Of course one thing I noticed is that you said you pay $30 for your landline just for your TiVo. If you switched to Dish and did away with your landline you'd still be saving $25 a month. Sure the extra $5 for no phone line might be a bit of a nuisance, but it seems to me you'd still net $25 a month.


----------



## Stewart Vernon (Jan 7, 2005)

BobaBird said:


> Dish decided that their lax enforcement of the phone line requirement was causing them serious problems (lost revenue due to account stacking?) and also wished not to give up the AO revenue (I really doubt it costs $5/mo to keep a computer record and transmit it in the authorization stream). What to do? Charge an "Additional Outlet Programming Access Fee" for the second output (preserve revenue) but waive it if a phone line is connected (location control, possible because there are no uncovered expenses). It's a fee that is added to your bill, not a credit that is taken off.
> 
> I suspect you are confused because you want to accept the party line and are now trying to reconcile that with your own observations. The fact that you didn't offer an analogy tells me you may have doubts  . If the fee is tied directly to the presence of a phone line, how is it not a phone line fee?


You missed what I was confused about...

How can Dish say the following:

1. IF you connect a phone line, we will waive the $5 additional outlet fee for the 2nd tuner.

2. You MUST connect a phone line to every receiver.

Statement #2 overrides statement #1!

If a person has a dual-tuner receiver... chooses not to connect to a phone line, and pays the $5 second outlet fee... but then is audited for not having a phone line connection... what happens?

Dish seems to be waffling here... either the phone line is required or it is not! They can't say "you can pay $5 extra OR connect a phone line" and then say the phone line is required.

IF the option exists to pay $5 and not connect a phone line... then they aren't requiring the phone line... and thus, an audit for anyone on any of these receivers shouldn't be made because Dish has told them they don't have to connect the phone line if they pay the $5.

That's what I'm confused about... because it seems like the audit group has audited some people with 942s and told them that all must be connected to a phone line.


----------



## James Long (Apr 17, 2003)

HDMe said:


> 2. You MUST connect a phone line to every receiver.
> 1. IF you connect a phone line, we will waive the $5 additional outlet fee for the 2nd tuner.


I like it better that way around.

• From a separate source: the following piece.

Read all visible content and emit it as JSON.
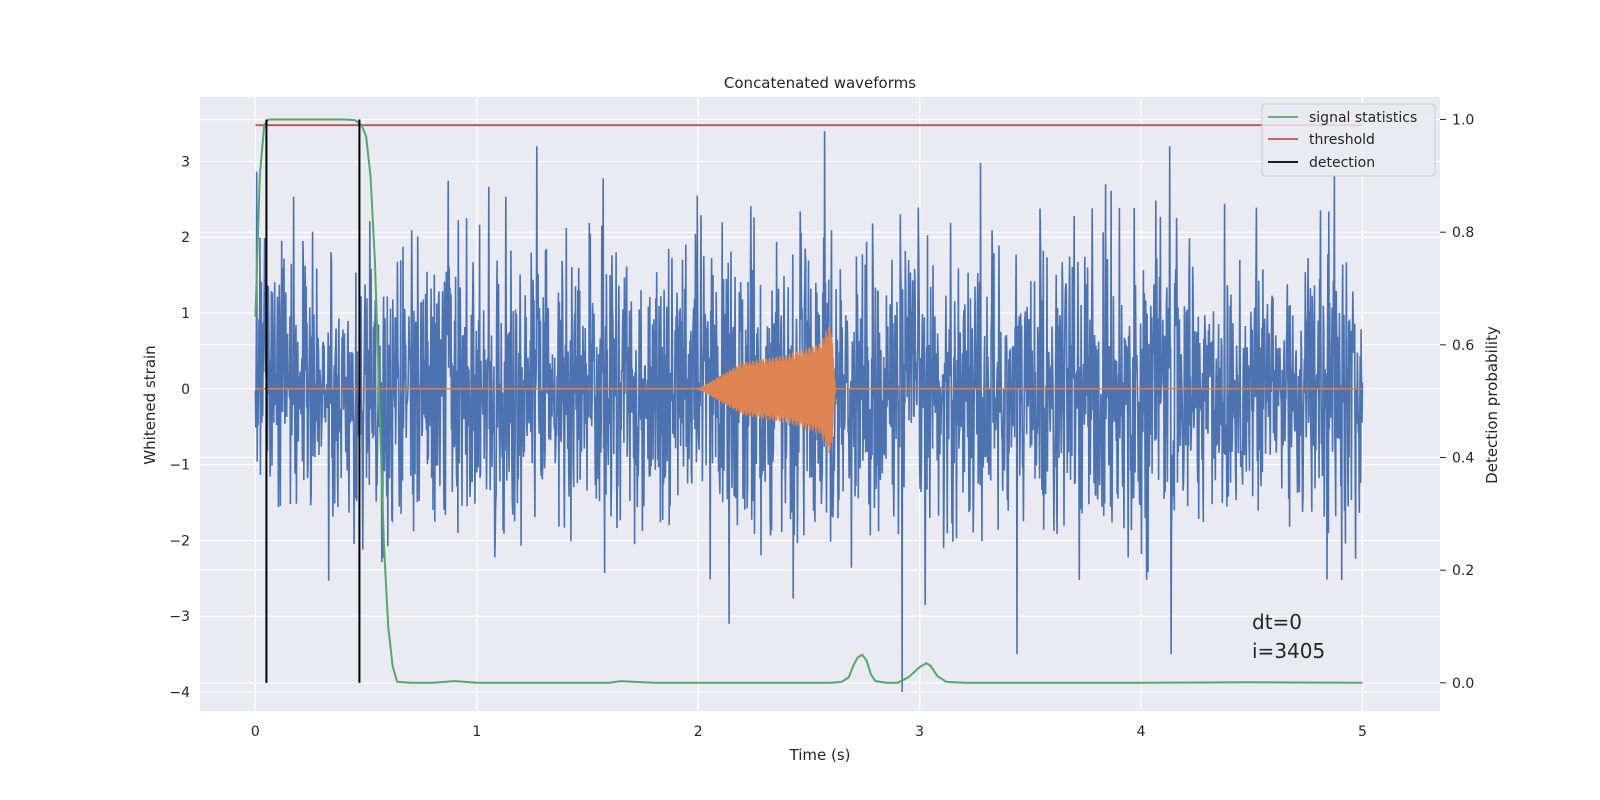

It serves as a reward for following the rule. What is missing from those two lines is the punishment for not following the rule:

3. IF you do not connect a phone line to ALL of your receivers we may disable any or all of your receivers until you have brought your receivers into compliance and verified the location of ALL of your receivers.

JL


----------



## KingLoop (Mar 3, 2005)

mya23rd said:


> Thanks guys. I'm not really feeling lucky. I really thought that Dish Net stopped doing that whole 5 dollar charge. I don't get it. Don't they realize fewer adn fewer people have landlines. Thats definitely a disadvantage compared to cable especially when you consider that more people are relying solely on their cell phones. I remember earing somewhere that DirecTV is moving to phase out the requirement for phone lines. Apparently many customers have been complaining and rightly so. I don't know when DTV will phase out that requirement. But I assume they will just stop requiring that fee and download everything to receivers through the satellite.

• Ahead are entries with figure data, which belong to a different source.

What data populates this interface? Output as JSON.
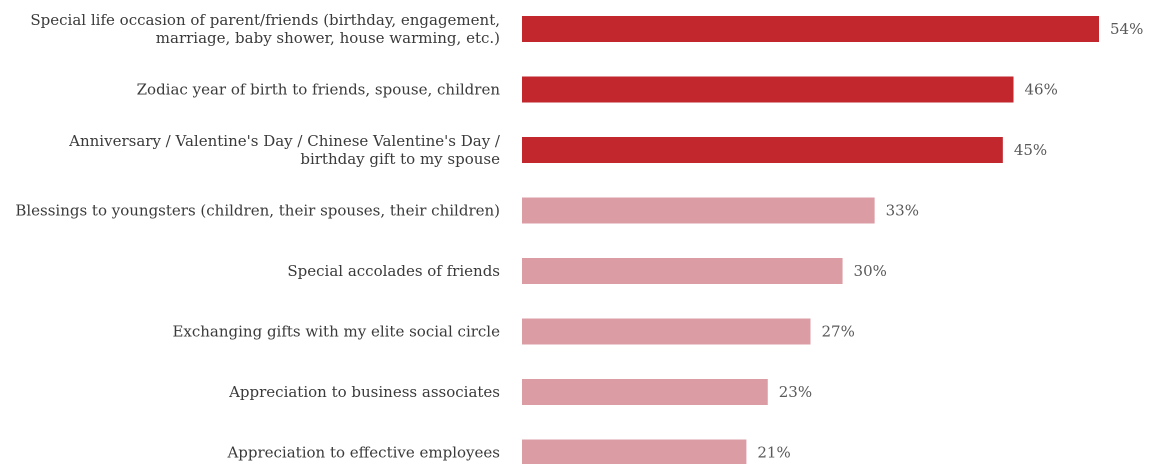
{
  "chart_data": {
    "type": "bar",
    "orientation": "horizontal",
    "categories": [
      [
        "Special life occasion of parent/friends (birthday, engagement,",
        "marriage, baby shower, house warming, etc.)"
      ],
      [
        "Zodiac year of birth to friends, spouse, children"
      ],
      [
        "Anniversary / Valentine's Day / Chinese Valentine's Day /",
        "birthday gift to my spouse"
      ],
      [
        "Blessings to youngsters (children, their spouses, their children)"
      ],
      [
        "Special accolades of friends"
      ],
      [
        "Exchanging gifts with my elite social circle"
      ],
      [
        "Appreciation to business associates"
      ],
      [
        "Appreciation to effective employees"
      ]
    ],
    "values": [
      54,
      46,
      45,
      33,
      30,
      27,
      23,
      21
    ],
    "value_labels": [
      "54%",
      "46%",
      "45%",
      "33%",
      "30%",
      "27%",
      "23%",
      "21%"
    ],
    "highlight": [
      true,
      true,
      true,
      false,
      false,
      false,
      false,
      false
    ],
    "colors": {
      "highlight": "#c1272d",
      "normal": "#db9ca4"
    },
    "xlim": [
      0,
      54
    ],
    "grid": false,
    "legend": "none"
  }
}
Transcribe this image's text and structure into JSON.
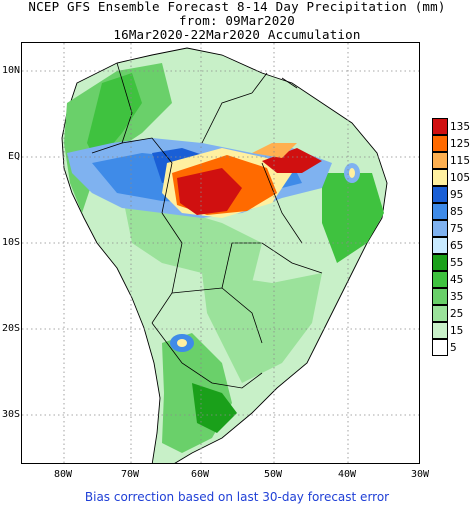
{
  "title": {
    "line1": "NCEP GFS Ensemble Forecast 8-14 Day Precipitation (mm)",
    "line2": "from: 09Mar2020",
    "line3": "16Mar2020-22Mar2020 Accumulation"
  },
  "lat_labels": [
    "10N",
    "EQ",
    "10S",
    "20S",
    "30S"
  ],
  "lon_labels": [
    "80W",
    "70W",
    "60W",
    "50W",
    "40W",
    "30W"
  ],
  "legend": {
    "labels": [
      "135",
      "125",
      "115",
      "105",
      "95",
      "85",
      "75",
      "65",
      "55",
      "45",
      "35",
      "25",
      "15",
      "5"
    ],
    "colors": [
      "#d01010",
      "#ff6a00",
      "#ffb050",
      "#fff0a0",
      "#1a5fd6",
      "#3f8be8",
      "#7fb2f0",
      "#c8eaff",
      "#1aa01a",
      "#3fc23f",
      "#6ad06a",
      "#9be29b",
      "#c8f0c8",
      "#ffffff"
    ]
  },
  "footer": "Bias correction based on last 30-day forecast error"
}
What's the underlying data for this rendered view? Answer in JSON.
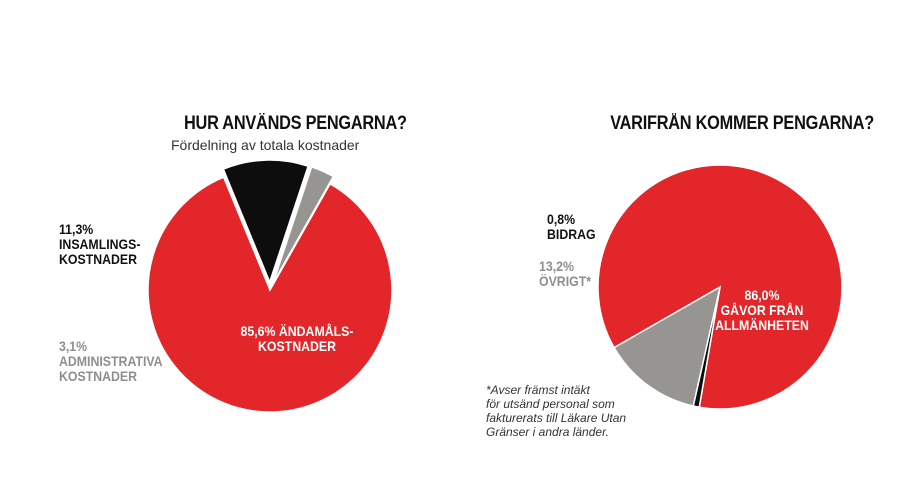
{
  "colors": {
    "red": "#e2262a",
    "black": "#0d0d0d",
    "grey": "#969591"
  },
  "chart_data": [
    {
      "type": "pie",
      "title": "HUR ANVÄNDS PENGARNA?",
      "subtitle": "Fördelning av totala kostnader",
      "slices": [
        {
          "label": "ÄNDAMÅLS-KOSTNADER",
          "value": 85.6,
          "value_label": "85,6%",
          "color": "#e2262a"
        },
        {
          "label": "INSAMLINGS-KOSTNADER",
          "value": 11.3,
          "value_label": "11,3%",
          "color": "#0d0d0d"
        },
        {
          "label": "ADMINISTRATIVA KOSTNADER",
          "value": 3.1,
          "value_label": "3,1%",
          "color": "#969591"
        }
      ]
    },
    {
      "type": "pie",
      "title": "VARIFRÅN KOMMER PENGARNA?",
      "slices": [
        {
          "label": "GÅVOR FRÅN ALLMÄNHETEN",
          "value": 86.0,
          "value_label": "86,0%",
          "color": "#e2262a"
        },
        {
          "label": "BIDRAG",
          "value": 0.8,
          "value_label": "0,8%",
          "color": "#0d0d0d"
        },
        {
          "label": "ÖVRIGT*",
          "value": 13.2,
          "value_label": "13,2%",
          "color": "#969591"
        }
      ]
    }
  ],
  "labels": {
    "c1_red": [
      "85,6% ÄNDAMÅLS-",
      "KOSTNADER"
    ],
    "c1_black": [
      "11,3%",
      "INSAMLINGS-",
      "KOSTNADER"
    ],
    "c1_grey": [
      "3,1%",
      "ADMINISTRATIVA",
      "KOSTNADER"
    ],
    "c2_red": [
      "86,0%",
      "GÅVOR FRÅN",
      "ALLMÄNHETEN"
    ],
    "c2_black": [
      "0,8%",
      "BIDRAG"
    ],
    "c2_grey": [
      "13,2%",
      "ÖVRIGT*"
    ]
  },
  "footnote": [
    "*Avser främst intäkt",
    "för utsänd personal som",
    "fakturerats till Läkare Utan",
    "Gränser i andra länder."
  ]
}
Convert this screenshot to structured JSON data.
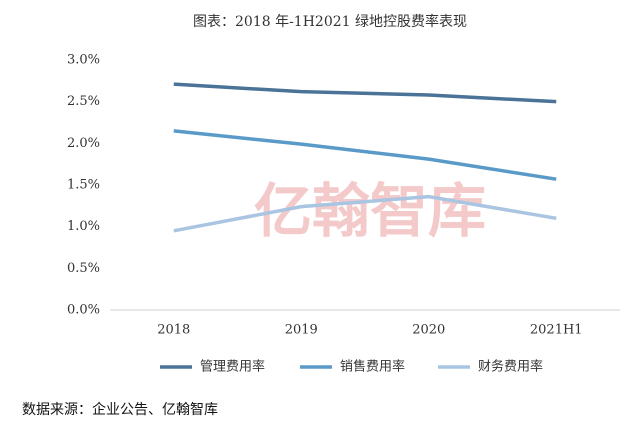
{
  "chart_data": {
    "type": "line",
    "title": "图表：2018 年-1H2021 绿地控股费率表现",
    "categories": [
      "2018",
      "2019",
      "2020",
      "2021H1"
    ],
    "series": [
      {
        "name": "管理费用率",
        "color": "#4b7398",
        "values": [
          2.71,
          2.62,
          2.58,
          2.5
        ]
      },
      {
        "name": "销售费用率",
        "color": "#5a9ac8",
        "values": [
          2.15,
          1.99,
          1.81,
          1.57
        ]
      },
      {
        "name": "财务费用率",
        "color": "#a9c5e2",
        "values": [
          0.95,
          1.24,
          1.36,
          1.1
        ]
      }
    ],
    "ylim": [
      0,
      3
    ],
    "yticks": [
      {
        "value": 0,
        "label": "0.0%"
      },
      {
        "value": 0.5,
        "label": "0.5%"
      },
      {
        "value": 1,
        "label": "1.0%"
      },
      {
        "value": 1.5,
        "label": "1.5%"
      },
      {
        "value": 2,
        "label": "2.0%"
      },
      {
        "value": 2.5,
        "label": "2.5%"
      },
      {
        "value": 3,
        "label": "3.0%"
      }
    ],
    "legend": "bottom",
    "watermark": "亿翰智库",
    "source": "数据来源：企业公告、亿翰智库"
  }
}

Before you complain about that $5 fee why don't you first figure out how much your dish network bill would be in comparison to your current DirecTv bill and land line phone bill combined. So get E*, cancel your house phone, add some international channels, and end up spending less per month on your TV. Seems line a NO BRAINER to me.


----------



## BobaBird (Mar 31, 2002)

HDMe, I see what you're saying. This isn't just some CSR, sub-contracted installer, or discussion forum saying you can get away with ignoring statement 2. Statement 1 comes from them but then the audit team comes along and applies statement 2 without regard to statement 1 or a Dish granted RV/Trucker exemption.

JL, avoiding a penalty isn't much of a reward, it's just the way things should be.


----------